As expected, the object represents a trie with values associated with the leafs. It is organized as ternary tree, where the children are ordered by character (thanks to the anonymous commenter who pointed this out). Our best guess is that our input is used to look up a leaf in the trie and the value of that leaf is printed out.

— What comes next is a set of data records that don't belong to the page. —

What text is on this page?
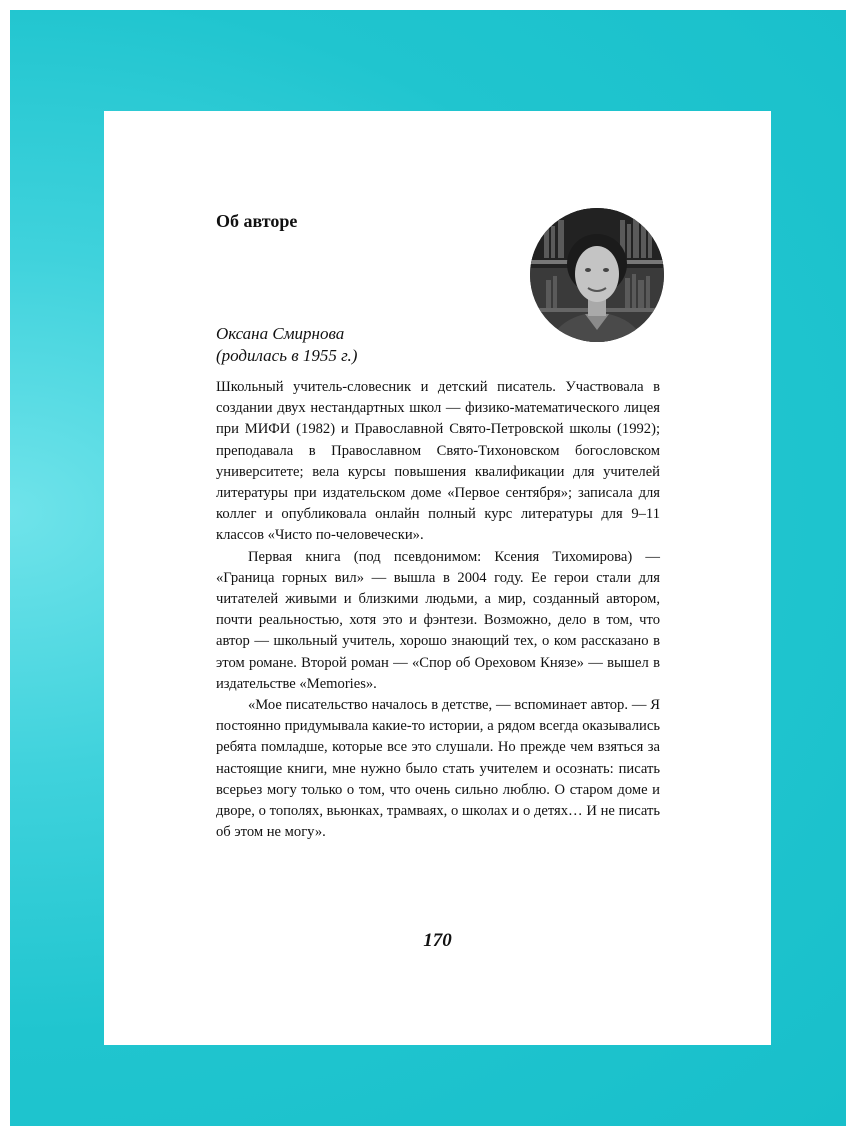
Об авторе
Оксана Смирнова
(родилась в 1955 г.)

Школьный учитель-словесник и детский писатель. Участвовала в создании двух нестандартных школ — физико-математического лицея при МИФИ (1982) и Православной Свято-Петровской школы (1992); преподавала в Православном Свято-Тихоновском богословском университете; вела курсы повышения квалификации для учителей литературы при издательском доме «Первое сентября»; записала для коллег и опубликовала онлайн полный курс литературы для 9–11 классов «Чисто по-человечески».

Первая книга (под псевдонимом: Ксения Тихомирова) — «Граница горных вил» — вышла в 2004 году. Ее герои стали для читателей живыми и близкими людьми, а мир, созданный автором, почти реальностью, хотя это и фэнтези. Возможно, дело в том, что автор — школьный учитель, хорошо знающий тех, о ком рассказано в этом романе. Второй роман — «Спор об Ореховом Князе» — вышел в издательстве «Memories».

«Мое писательство началось в детстве, — вспоминает автор. — Я постоянно придумывала какие-то истории, а рядом всегда оказывались ребята помладше, которые все это слушали. Но прежде чем взяться за настоящие книги, мне нужно было стать учителем и осознать: писать всерьез могу только о том, что очень сильно люблю. О старом доме и дворе, о тополях, вьюнках, трамваях, о школах и о детях… И не писать об этом не могу».

170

Let’s write some code to read the keys and values of the trie, using depth-first traversal:

Rubinius::CodeLoader.require_compiled './cipher'
Rubinius::CodeLoader.require_compiled './trie'

$c = Cipher.new("KDwXH3e1SBgayvI6uWC09bzTAqU4OoENrnmdkxPtRsJLfhZjY57lpc28MVGi QF".chars.to_a)
t = Marshal.load(File.read('trie.dump'))
class Trie
  attr_reader :root
  class Node
    def walk(path="")
      if @end
        puts path + @char + ' => ' + @value
      end
      @left.walk(path) if @left
      @mid.walk(path + @char) if @mid
      @right.walk(path) if @right
    end
  end
end
t.root.walk

Output:

6A01IvFSCF3IWFvIIDC => not the flag but a true statement ;)
D8wM9VHFciF9CHCFaabyF01cVFyHMvqFC688X => wow not this either
WDTFcqFHMqAF2FW8MX => 1 c4n r34d th15 ju57 l1k3 x86 0r 3n6L15h!
WDwM6WpVpvcA => this isnt the flag
XcXAp9FWMXMW8FAp9WFW9DA => nope lots of fake flags
XcXFAp9F0Wc8FDHcveFypMWF288i => good boy this is the flag
XcXFAp9F1MTXFciFA80 => stop being such a n00b and get the flag
XcXFAp9FgvpzF0Wc8XFvpiFD8cvGFKFvppD => lole n1c3 try
yM0qFSVFyAF18Wp => neither is this

This looks promising. It seems like the trie uses a Cipher to encrypt the keys before lookup/insertion. There’s at least two ways to extract the permutation used for the cipher:

  1. Create a new trie and insert the value abcd...xyzABC...XYZ012..89, check out the resulting trie
  2. Use the disassembly to extract the constructor argument for Cipher

We went with option 2:

...
0045:  push_literal        :push
0047:  push_literal        #<Rubinius::CompiledCode push file=stuff/trie.rb>
    0000:  push_const_fast     :Cipher
    0002:  dup_top
    0003:  check_serial        :new, 47
    0006:  goto_if_false       0211:
    0008:  allow_private
    0009:  send_stack          :allocate, 0
    0012:  dup_top
    0013:  push_literal        "K"
    0015:  string_dup
    0016:  push_literal        "D"
    0018:  string_dup
    0019:  push_literal        "w"
    0021:  string_dup
    0022:  push_literal        "X"
    0024:  string_dup
    0025:  push_literal        "H"
    ...

We can easily extract the permutation from here and decode the keys:

Rubinius::CodeLoader.require_compiled './cipher'
Rubinius::CodeLoader.require_compiled './trie'

$c = Cipher.new("KDwXH3e1SBgayvI6uWC09bzTAqU4OoENrnmdkxPtRsJLfhZjY57lpc28MVGi QF".chars.to_a)
t = Marshal.load(File.read('trie.dump'))
class Trie
  attr_reader :root
  class Node
    def walk(path="")
      if @end
        puts $c.decrypt(path + @char) + ' => ' + @value
      end
      @left.walk(path) if @left
      @mid.walk(path + @char) if @mid
      @right.walk(path) if @right
    end
  end
end
t.root.walk

Output:

python is for noobs => not the flag but a true statement ;)
b3c4u5e 17 uses llvm th15 me4nz sp33d => wow not this either
rbx 1z e4zy 2 r34d => 1 c4n r34d th15 ju57 l1k3 x86 0r 3n6L15h!
rbc4pr050n1y => this isnt the flag
d1dy0u r4d4r3 y0ur ruby => nope lots of fake flags
d1d y0u tr13 be1ng m04r 2337 => good boy this is the flag
d1d y0u h4xd 17 y3t => stop being such a n00b and get the flag
d1d y0u kn0w tr13d n07 b31n6 a n00b => lole n1c3 try
m4tz i5 my h3r0 => neither is this

And indeed, d1d y0u tr13 be1ng m04r 2337 is the flag!